10. Open questions surfaced for ADR-0004

These are the decisions ADR-0004 needs to take a position on. Each is a real fork in the road that this research doesn't resolve.

  1. Self-hosted Langfuse vs Langfuse Cloud for Phase 1. Self-hosting is consistent with our OSS-leaning posture and tenant-data-residency story, but adds 4 services (Postgres, ClickHouse, Redis, S3) to the dev/prod compose stack. Langfuse Cloud is friction-free but pulls customer conversation data (even masked) onto a third-party SaaS. Recommendation: self-host from day 1, but ADR-0004 must make this explicit because the dev-environment cost is real.

  2. How does the eval suite consume the multi-tenant TenantScopedSaver? Option A from ADR-0001's amendment defines per-tenant savers; the eval suite needs a clean way to spin one up against a testcontainered Postgres without leaking state across scenarios. Recommended pattern: a pytest fixture tenant_scoped_eval_environment that creates a fresh tenant schema, migrates it, builds a TenantScopedSaver pointing at it, and yields the orchestrator. ADR-0004 should specify the fixture's exact contract.
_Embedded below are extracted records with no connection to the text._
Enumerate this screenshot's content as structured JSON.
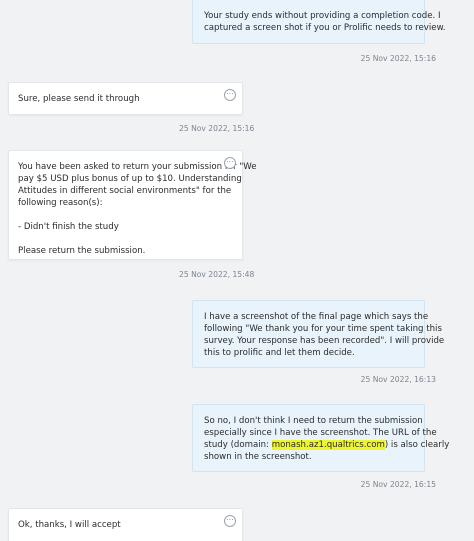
{
  "messages": [
    {
      "lines": [
        "Your study ends without providing a completion code. I",
        "captured a screen shot if you or Prolific needs to review."
      ],
      "timestamp": "25 Nov 2022, 15:16"
    },
    {
      "lines": [
        "Sure, please send it through"
      ],
      "timestamp": "25 Nov 2022, 15:16",
      "more_icon": "ellipsis-icon"
    },
    {
      "lines": [
        "You have been asked to return your submission for \"We",
        "pay $5 USD plus bonus of up to $10. Understanding",
        "Attitudes in different social environments\" for the",
        "following reason(s):",
        "",
        "- Didn't finish the study",
        "",
        "Please return the submission."
      ],
      "timestamp": "25 Nov 2022, 15:48",
      "more_icon": "ellipsis-icon"
    },
    {
      "lines": [
        "I have a screenshot of the final page which says the",
        "following \"We thank you for your time spent taking this",
        "survey. Your response has been recorded\". I will provide",
        "this to prolific and let them decide."
      ],
      "timestamp": "25 Nov 2022, 16:13"
    },
    {
      "lines": [
        "So no, I don't think I need to return the submission",
        "especially since I have the screenshot. The URL of the"
      ],
      "line3_prefix": "study (domain: ",
      "line3_highlight": "monash.az1.qualtrics.com",
      "line3_suffix": ") is also clearly",
      "line4": "shown in the screenshot.",
      "timestamp": "25 Nov 2022, 16:15",
      "highlight_color": "#eef52a"
    },
    {
      "lines": [
        "Ok, thanks, I will accept"
      ],
      "more_icon": "ellipsis-icon"
    }
  ]
}
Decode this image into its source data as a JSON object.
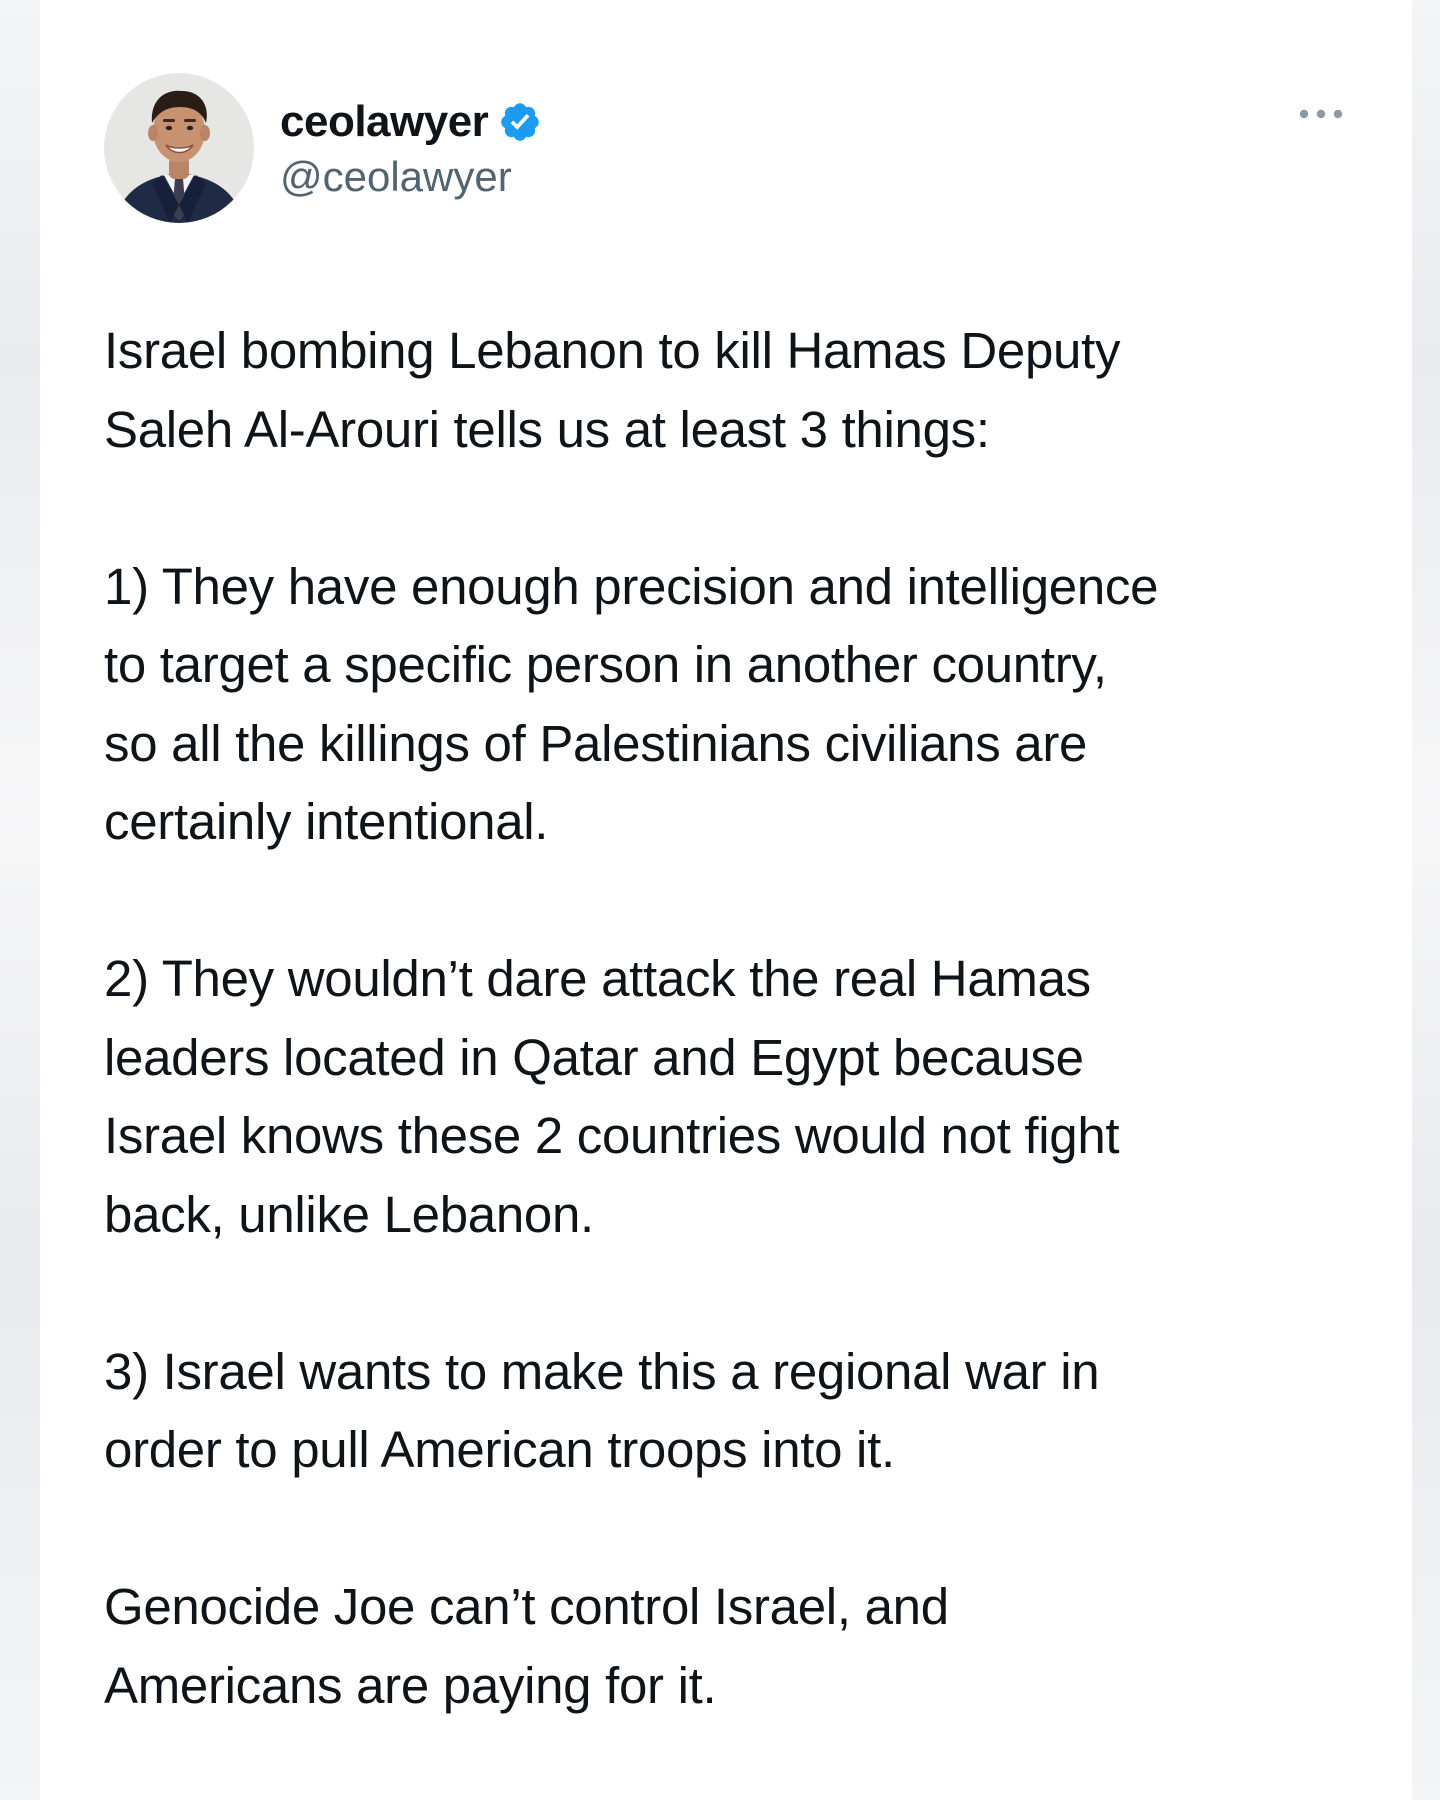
{
  "author": {
    "display_name": "ceolawyer",
    "handle": "@ceolawyer",
    "verified": true,
    "avatar_icon": "profile-photo-man-in-suit"
  },
  "menu": {
    "icon": "more-dots-icon"
  },
  "tweet": {
    "paragraphs": [
      "Israel bombing Lebanon to kill Hamas Deputy\nSaleh Al-Arouri tells us at least 3 things:",
      "1) They have enough precision and intelligence\nto target a specific person in another country,\nso all the killings of Palestinians civilians are\ncertainly intentional.",
      "2) They wouldn’t dare attack the real Hamas\nleaders located in Qatar and Egypt because\nIsrael knows these 2 countries would not fight\nback, unlike Lebanon.",
      "3) Israel wants to make this a regional war in\norder to pull American troops into it.",
      "Genocide Joe can’t control Israel, and\nAmericans are paying for it."
    ]
  },
  "colors": {
    "text_primary": "#0f1419",
    "text_secondary": "#536471",
    "verified_blue": "#1d9bf0",
    "card_background": "#ffffff"
  }
}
  3. Prompt-version routing in Phase 3 canary. Where does the "prompt assignment service" live? Possibilities: (a) Redis-backed deterministic-hash lookup at the start of each conversation; (b) Langfuse's experiment-routing primitive (if/when it ships); (c) tenant-config field. ADR-0004 can defer this to Phase 3 but should at minimum acknowledge it as a future decision so we don't paint ourselves into a corner.

  4. Calibration-set ownership and refresh cadence. Who curates tests/eval/calibration/human_labelled.yaml and how often does it grow? Suggested: monthly cadence, ~10 new conversations per month, owned by Adrian until there's a second team member. ADR-0004 should name the owner and the refresh policy explicitly, otherwise it dies of neglect.

  5. Cost ceiling on the eval suite. A full eval run with judge-model calls + cross-check sample is ~$10–20. Run on every prompt PR + nightly on main = ~$300/month. Acceptable at PoC scale, but ADR-0004 should specify the budget ceiling and what happens when it's hit (skip cross-check? sample fewer scenarios? raise the budget?).

  6. PII handling in production-replay datasets. When a negative-feedback conversation is promoted to a regression test, what gets masked? Phone numbers definitely. Customer names probably. Service descriptions (could contain medical info for dental/physio tenants) — definitely for those tenants. ADR-0004 should reference a separate data-handling policy doc, not solve it inline, but must commit to one existing.

  7. DeepEval cache invalidation policy. DeepEval caches LLM-judge calls between runs (cheap re-runs). When does the cache get invalidated? Per prompt-version change, yes. But also when the judge model updates? The DeepEval docs don't make this fully obvious; ADR-0004 should specify our policy (suggested: cache key includes (scenario_id, prompt_version, judge_model_version, metric_version)).

  8. Bilingual judge mode. Do we use one SwahiliFluencyMetric for Swahili turns and one EnglishFluencyMetric for English, or one combined metric that detects language first? Trade-off: combined is cleaner, language-specific is more precise. Recommendation: language-specific, gated by a language: field in the YAML scenario. ADR-0004 should formalize.


Appendix A — Concrete dependency additions

# Add to backend/pyproject.toml [project.optional-dependencies]:

eval = [
"deepeval>=3.9", # 3.9.7 latest stable on 2026-04-14
"langfuse>=4.0", # v4 SDK, March 2026; OTel-native
]

The dev group remains unchanged. The eval group is opt-in (uv sync --extra eval) so plain unit-test CI doesn't pay the install cost.